The people who are relentlessly pushing John Kerry as the only other choice are propping up a shoddy, bad-president-producing system. I’m as angry at them as I imagine many Gore supporters were at people who voted for Ralph Nader in 2000, but I believe theirs was a misplaced anger; it should have been directed, like mine, toward the false duality that put a crappy candidate like Gore up there in the first place. My antipathy towards this offensive polarization is so intense that you might assume I’d vote for Nader, the third-party candidate with the highest profile. I find Nader’s stated policies wildly obtuse, though, and I won’t vote for him.
I believe John Kerry will win the election today, and I believe things won’t get significantly better. The droning whine of people on the interweb who don’t like George Bush may be slightly muted; I’d be grateful for that. If anything, though, things will get worse, as Democratic media voices become blind or hostile to criticism of their precious President-elect.
A lot of my friends will voting Democratic, maybe a straight party ticket. That’s their right, and I wouldn’t dare to impugn it, but I am skeptical of buying into the Democratic Party’s rhetoric; that purchase, as Margaret Atwood said above, distorts reality. Voting for John Kerry is not the most urgent thing in the world. This is not the most important election we will ever see. (Personally, I think the last one was it, and I wouldn’t change the way I voted even now.)

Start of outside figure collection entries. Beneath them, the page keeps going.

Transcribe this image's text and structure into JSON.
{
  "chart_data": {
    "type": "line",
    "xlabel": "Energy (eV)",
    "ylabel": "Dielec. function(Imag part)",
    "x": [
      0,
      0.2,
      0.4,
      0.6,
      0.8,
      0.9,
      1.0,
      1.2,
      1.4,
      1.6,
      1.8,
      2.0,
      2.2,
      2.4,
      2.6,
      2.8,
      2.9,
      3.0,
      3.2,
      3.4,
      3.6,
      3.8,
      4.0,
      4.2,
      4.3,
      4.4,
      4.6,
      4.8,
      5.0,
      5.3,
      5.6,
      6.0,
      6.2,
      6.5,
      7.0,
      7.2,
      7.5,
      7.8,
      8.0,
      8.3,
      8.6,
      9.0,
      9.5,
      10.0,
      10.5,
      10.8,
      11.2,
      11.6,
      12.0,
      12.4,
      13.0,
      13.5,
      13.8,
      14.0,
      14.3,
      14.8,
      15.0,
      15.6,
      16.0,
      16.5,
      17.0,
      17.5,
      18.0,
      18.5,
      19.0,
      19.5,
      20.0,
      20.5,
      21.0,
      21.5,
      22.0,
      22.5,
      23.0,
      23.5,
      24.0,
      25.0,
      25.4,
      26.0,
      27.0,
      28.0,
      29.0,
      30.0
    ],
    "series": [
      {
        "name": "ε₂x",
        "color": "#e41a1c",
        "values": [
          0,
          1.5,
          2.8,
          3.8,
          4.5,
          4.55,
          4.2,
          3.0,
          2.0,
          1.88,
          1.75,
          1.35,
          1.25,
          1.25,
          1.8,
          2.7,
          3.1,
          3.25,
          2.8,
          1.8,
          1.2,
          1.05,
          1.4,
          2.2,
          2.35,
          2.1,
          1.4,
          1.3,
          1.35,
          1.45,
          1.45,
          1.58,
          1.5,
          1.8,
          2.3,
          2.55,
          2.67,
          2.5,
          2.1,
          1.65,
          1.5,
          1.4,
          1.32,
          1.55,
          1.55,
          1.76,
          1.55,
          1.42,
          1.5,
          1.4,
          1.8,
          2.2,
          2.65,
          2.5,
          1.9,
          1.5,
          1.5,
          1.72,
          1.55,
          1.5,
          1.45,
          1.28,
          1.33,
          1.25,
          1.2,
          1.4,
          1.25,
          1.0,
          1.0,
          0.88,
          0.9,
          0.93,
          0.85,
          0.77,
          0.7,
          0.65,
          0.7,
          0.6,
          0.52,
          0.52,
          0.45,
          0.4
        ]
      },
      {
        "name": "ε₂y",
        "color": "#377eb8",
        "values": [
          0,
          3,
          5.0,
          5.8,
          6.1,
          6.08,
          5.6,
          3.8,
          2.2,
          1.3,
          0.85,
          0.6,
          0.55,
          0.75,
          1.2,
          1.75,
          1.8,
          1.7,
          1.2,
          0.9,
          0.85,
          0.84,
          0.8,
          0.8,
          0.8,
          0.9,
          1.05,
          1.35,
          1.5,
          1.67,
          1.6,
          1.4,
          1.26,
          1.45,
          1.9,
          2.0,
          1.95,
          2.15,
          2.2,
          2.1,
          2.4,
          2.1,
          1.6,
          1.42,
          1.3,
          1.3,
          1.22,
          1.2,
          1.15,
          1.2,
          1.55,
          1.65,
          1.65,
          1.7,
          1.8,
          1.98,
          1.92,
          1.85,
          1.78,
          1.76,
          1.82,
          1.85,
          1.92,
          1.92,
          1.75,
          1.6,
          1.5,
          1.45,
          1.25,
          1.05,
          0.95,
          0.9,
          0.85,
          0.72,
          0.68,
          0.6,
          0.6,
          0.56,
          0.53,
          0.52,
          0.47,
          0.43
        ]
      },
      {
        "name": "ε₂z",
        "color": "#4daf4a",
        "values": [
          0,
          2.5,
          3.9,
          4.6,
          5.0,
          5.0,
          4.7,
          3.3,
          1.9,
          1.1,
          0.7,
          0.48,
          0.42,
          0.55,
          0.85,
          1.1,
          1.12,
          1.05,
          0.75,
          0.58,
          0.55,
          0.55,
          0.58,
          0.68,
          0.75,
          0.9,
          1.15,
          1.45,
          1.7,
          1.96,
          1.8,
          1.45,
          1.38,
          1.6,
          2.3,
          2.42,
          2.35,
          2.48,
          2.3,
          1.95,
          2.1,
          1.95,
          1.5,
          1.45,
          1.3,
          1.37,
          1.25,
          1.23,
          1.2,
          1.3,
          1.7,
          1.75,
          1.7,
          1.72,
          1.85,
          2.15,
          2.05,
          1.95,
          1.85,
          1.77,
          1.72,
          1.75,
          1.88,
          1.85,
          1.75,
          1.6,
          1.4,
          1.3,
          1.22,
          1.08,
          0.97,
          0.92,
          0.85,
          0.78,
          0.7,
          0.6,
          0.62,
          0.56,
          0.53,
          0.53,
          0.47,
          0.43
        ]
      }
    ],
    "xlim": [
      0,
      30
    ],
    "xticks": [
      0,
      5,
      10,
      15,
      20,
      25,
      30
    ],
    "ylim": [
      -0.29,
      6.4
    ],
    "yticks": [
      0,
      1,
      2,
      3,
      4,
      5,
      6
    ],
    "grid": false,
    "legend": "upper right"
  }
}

The only voice I’ve trusted in any presidential administration, since I started noticing politics, was that of Colin Powell. I’ve found I can no longer trust him either, and that my initial tacit support for the war was wrong, and that no one is listening to my side on the issues that matter to me. I am becoming prime jaded-educated-adult material; I am undergoing the same kinds of stresses that persuade people to become negative and oppositional, to become antiactivists.
I am not going to do that. I refused, today, to vote for one man wholly on the basis that he was not another man; I don’t believe that a tautology is reason enough to vote for anyone. Instead, I determined to waste my vote on exactly the person I want to be President, the only candidate I perceived as remotely human in the Democratic primaries last winter.
I hope you voted or will vote today. I hope your vote is for someone, and not against anyone.